Created 04-22-2016 06:14 AM
Throwing this error while creating Hive parquet table with snappy compression in hive beeline mode.
Error: Error while compiling statement: FAILED: ParseException line 19:15 cannot recognize input near 'parquet' '.' 'compress' in table properties list (state=42000,code=40000)
CREATE EXTERNAL TABLE testsnappy ( column bigint )
row format delimited
fields terminated by ','
STORED as PARQUET
LOCATION 'path'
TBLPROPERTIES ("parquet.compress"="SNAPPY") " ;
Also is there a way to set compression format for already created tables ?
Created 04-22-2016 07:58 AM
If you create a Hive table over an existing data set in HDFS, you need to tell Hive about the format of the files as they are on the filesystem ("schema on read"). For text-based files, use the keywords STORED as TEXTFILE. Once you have declared your external table, you can convert the data into a columnar format like parquet or orc using CREATE TABLE.
CREATE EXTERNAL TABLE sourcetable (col bigint) row format delimited fields terminated by "," STORED as TEXTFILE LOCATION 'hdfs:///data/sourcetable';
Once the data is mapped, you can convert it to other formats like parquet:
set parquet.compression=SNAPPY; --this is the default actually CREATE TABLE testsnappy_pq STORED AS PARQUET AS SELECT * FROM sourcetable;
For the hive optimized ORC format, the syntax is slightly different:
CREATE TABLE testsnappy_orc STORED AS ORC TBLPROPERTIES("orc.compress"="snappy") AS SELECT * FROM sourcetable;
Created 04-22-2016 07:58 AM
If you create a Hive table over an existing data set in HDFS, you need to tell Hive about the format of the files as they are on the filesystem ("schema on read"). For text-based files, use the keywords STORED as TEXTFILE. Once you have declared your external table, you can convert the data into a columnar format like parquet or orc using CREATE TABLE.

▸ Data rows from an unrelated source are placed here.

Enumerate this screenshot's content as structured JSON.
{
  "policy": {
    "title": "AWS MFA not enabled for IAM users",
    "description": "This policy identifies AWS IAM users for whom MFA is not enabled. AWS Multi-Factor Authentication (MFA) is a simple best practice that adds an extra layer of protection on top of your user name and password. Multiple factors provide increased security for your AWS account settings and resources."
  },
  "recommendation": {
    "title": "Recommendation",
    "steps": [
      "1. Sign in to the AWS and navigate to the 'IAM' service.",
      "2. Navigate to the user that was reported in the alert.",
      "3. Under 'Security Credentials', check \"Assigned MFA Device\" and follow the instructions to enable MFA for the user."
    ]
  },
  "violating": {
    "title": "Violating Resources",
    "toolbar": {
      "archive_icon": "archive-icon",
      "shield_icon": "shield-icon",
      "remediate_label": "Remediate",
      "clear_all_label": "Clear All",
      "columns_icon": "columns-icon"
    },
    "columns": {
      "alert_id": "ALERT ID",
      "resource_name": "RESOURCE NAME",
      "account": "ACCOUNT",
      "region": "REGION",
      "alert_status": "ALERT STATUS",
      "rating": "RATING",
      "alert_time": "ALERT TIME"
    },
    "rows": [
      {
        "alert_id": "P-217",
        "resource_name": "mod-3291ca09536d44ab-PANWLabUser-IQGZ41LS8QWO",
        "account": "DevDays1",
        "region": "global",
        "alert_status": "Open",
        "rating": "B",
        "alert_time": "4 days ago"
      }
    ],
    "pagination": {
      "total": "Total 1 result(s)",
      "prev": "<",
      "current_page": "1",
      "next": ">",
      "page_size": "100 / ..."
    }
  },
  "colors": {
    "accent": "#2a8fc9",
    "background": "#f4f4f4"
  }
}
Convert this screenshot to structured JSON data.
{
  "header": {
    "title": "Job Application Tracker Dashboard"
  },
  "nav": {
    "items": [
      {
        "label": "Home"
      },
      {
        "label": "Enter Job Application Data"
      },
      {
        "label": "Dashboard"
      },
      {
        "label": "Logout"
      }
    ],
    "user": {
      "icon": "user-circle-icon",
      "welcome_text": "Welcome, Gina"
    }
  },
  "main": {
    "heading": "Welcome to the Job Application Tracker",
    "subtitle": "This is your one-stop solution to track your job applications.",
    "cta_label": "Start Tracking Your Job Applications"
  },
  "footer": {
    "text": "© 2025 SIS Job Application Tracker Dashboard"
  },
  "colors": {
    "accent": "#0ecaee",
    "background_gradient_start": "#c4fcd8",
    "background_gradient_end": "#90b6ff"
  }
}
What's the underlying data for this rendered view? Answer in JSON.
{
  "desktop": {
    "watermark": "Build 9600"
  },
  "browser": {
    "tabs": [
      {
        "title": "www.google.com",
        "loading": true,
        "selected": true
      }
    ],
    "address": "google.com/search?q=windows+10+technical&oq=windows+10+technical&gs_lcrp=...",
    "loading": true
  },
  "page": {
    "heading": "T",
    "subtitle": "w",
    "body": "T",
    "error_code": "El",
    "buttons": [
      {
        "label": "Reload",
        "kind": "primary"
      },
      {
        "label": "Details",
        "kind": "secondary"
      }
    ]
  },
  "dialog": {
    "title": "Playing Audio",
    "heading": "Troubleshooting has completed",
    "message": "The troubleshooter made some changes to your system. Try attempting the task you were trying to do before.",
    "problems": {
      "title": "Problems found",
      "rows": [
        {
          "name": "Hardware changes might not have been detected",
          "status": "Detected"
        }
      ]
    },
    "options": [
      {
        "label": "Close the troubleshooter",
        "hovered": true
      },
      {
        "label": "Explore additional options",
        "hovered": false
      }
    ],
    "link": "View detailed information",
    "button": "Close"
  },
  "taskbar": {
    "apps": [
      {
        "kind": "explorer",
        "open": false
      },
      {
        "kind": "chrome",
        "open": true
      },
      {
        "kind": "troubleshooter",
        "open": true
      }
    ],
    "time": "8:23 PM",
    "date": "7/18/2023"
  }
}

CREATE EXTERNAL TABLE sourcetable (col bigint) row format delimited fields terminated by "," STORED as TEXTFILE LOCATION 'hdfs:///data/sourcetable';
Once the data is mapped, you can convert it to other formats like parquet:
set parquet.compression=SNAPPY; --this is the default actually CREATE TABLE testsnappy_pq STORED AS PARQUET AS SELECT * FROM sourcetable;
For the hive optimized ORC format, the syntax is slightly different:
CREATE TABLE testsnappy_orc STORED AS ORC TBLPROPERTIES("orc.compress"="snappy") AS SELECT * FROM sourcetable;
Created 04-22-2016 08:17 AM
Just a little comment. While in old versions of HDP for ORC files snappy provided performance benefits over zip this is not true anymore. Zip has three times better compression AND is as fast or faster now than snappy for most tables.
Created 04-25-2016 09:26 AM
All i need to do is on Hive external tables directly.
1.My above DDL statement was not working when i try to create parquet external table with snappy compression.
2. Is there a way to alter compression from snappy to ZIP in an existing hive external table.
Created 04-25-2016 09:40 AM
2. Your only chance is a CTAS. I.e. create a new table "as" the old one compressed as zip then rename them. You can do that with external tables as well. However this is only true of new Hive versions and ORCs/Tez. For Parquet snappy may still be better.
Created 04-26-2016 10:56 PM
The CREATE EXTERNAL TABLE statement must match the format on disk. If the files are in a self-describing format like parquet, you should not need to specify any table properties to read them (remove the TBLPROPERTIES line). If you want to convert to a new format, including a different compression algorithm, you will need to create a new table.